What a sick fucking joke.


She had heard it so many times that the words rang hollow, like coins dropped into an empty tin. She had fallen for it so many times that it became a reflex, a conditioned response. A trick she performed out of survival, not sincerity. Love had been a transaction long before she ever knew what real affection was supposed to feel like, especially with the men that could chew you up and spit you out, or worse - make sure you end up unrecognizable, covered in dirt, grim and your own blood, face and body disfigured in a shady alleyway just because you said “No.”


After everything, how could she trust Robert, when all he could do—all he ever did—was sneak backstage to kiss her in the dark where nobody could see?

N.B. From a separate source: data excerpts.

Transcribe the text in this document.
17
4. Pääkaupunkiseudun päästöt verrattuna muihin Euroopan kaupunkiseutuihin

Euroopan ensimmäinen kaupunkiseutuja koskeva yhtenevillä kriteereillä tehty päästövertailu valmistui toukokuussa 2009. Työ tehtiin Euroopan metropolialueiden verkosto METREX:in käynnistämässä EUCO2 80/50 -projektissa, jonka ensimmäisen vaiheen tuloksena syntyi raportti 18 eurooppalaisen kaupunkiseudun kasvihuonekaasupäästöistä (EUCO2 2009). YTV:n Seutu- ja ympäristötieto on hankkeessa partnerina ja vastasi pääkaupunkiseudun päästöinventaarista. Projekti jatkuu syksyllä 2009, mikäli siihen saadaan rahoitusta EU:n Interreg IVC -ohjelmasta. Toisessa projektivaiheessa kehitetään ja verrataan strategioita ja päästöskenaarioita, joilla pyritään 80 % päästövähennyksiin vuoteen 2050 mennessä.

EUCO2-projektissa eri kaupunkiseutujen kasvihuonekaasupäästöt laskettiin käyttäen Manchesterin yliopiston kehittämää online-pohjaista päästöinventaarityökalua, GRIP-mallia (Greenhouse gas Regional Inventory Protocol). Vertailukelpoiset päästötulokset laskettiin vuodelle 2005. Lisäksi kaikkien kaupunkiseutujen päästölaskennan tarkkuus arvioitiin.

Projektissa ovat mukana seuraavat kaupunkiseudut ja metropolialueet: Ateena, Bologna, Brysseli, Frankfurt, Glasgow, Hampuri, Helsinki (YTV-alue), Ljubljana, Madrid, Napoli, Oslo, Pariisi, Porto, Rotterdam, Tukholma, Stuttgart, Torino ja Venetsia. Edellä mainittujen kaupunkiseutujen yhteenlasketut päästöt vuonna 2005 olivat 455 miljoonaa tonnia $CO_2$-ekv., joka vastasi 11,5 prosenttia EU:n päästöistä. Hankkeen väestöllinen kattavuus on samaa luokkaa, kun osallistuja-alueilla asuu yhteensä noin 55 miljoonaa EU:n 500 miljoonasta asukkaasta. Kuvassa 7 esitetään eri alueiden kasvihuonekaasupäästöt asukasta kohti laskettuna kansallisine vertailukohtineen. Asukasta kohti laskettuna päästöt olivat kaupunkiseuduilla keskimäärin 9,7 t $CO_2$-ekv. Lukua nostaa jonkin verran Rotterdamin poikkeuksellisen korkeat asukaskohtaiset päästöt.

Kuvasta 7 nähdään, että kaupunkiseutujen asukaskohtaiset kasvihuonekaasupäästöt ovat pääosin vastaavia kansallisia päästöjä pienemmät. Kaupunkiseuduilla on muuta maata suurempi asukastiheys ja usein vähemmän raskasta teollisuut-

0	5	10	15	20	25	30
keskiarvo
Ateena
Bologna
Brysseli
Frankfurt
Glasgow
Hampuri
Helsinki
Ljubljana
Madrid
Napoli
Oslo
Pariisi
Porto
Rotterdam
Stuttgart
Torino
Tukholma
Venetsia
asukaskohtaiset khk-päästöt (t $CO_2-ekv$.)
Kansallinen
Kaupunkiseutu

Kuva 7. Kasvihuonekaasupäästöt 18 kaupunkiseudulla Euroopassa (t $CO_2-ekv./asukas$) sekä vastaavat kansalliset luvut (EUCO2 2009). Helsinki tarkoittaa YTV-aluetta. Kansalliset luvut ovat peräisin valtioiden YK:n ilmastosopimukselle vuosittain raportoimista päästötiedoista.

He would take his time, undress her slowly, treat her like something delicate. Something precious.


And then he would vanish before sunrise, like smoke escaping a window, like a lover past curfew.


An hour or two at most, and he was gone—just like most men were. They took, and took, and took—but never gave - never stayed.


And Maria, who insisted on men giving and not just taking, didn’t know why she let Robert get away with it. Why she was okay with him taking from her, and never offering anything in return. Maybe she had grown used to being used. Maybe she thought she was never going to find love after this—after him. Or perhaps her mama’s words—"Never give a man enough power to break you"—had finally carved themselves too deeply into her ribs to ignore.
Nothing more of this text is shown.